Eu não inventei essa denominação. A crítica ma deu à mão posteriormente e eu faço uso dela, uma vez que eu devo lhes falar sobre a “Montanha Mágica”. Eu me deixo ajudar com prazer pela crítica alheia, pois é um erro pensar que o autor mesmo seja o melhor conhecedor e comentador de sua própria obra. Ele é, talvez, enquanto ainda trabalha e está nela. Mas uma obra consumada, que já ficou para trás, se torna cada vez mais algo separado dele, estranho, na qual e sobre a qual outros, com o tempo, estão muito melhor informados do que ele, de modo que podem recordar-lhe muita coisa que ele esqueceu ou talvez até mesmo nunca tenha sabido claramente.

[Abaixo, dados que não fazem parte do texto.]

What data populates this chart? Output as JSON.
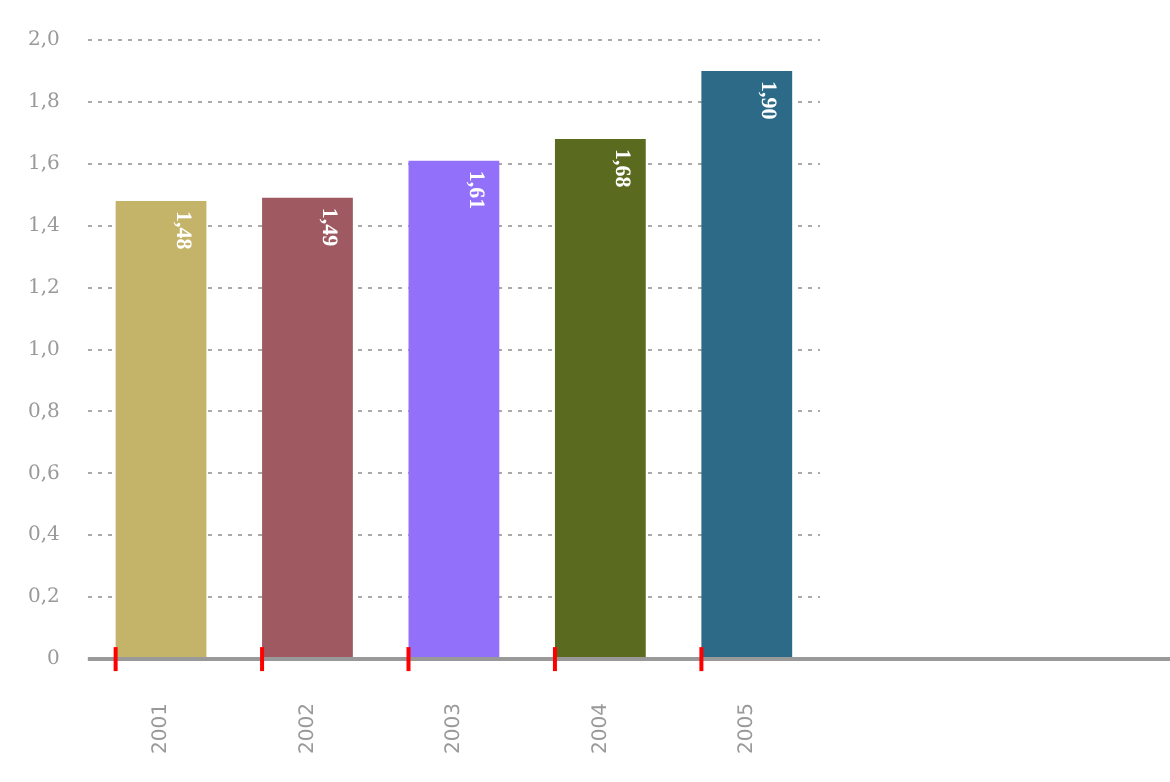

A gente tem, em geral, a necessidade de ser lembrado de si. Ninguém está, de modo algum, de posse de si mesmo. Nossa autoconsciência é, quanto a isto, fraca, uma vez que nós, de modo algum e nem sempre, temos o nosso ser integralmente presente. Apenas em momentos de rara claridade, concentração e visão geral nós temos conhecimento verdadeiro de nós. E a modéstia de pessoas notáveis, que surpreende muitas vezes, tem seu motivo em boa parte nisso: que elas geralmente sabem pouco sobre si mesmas, não estão conscientes de si mesmas e se sentem, com razão, como pessoas comuns".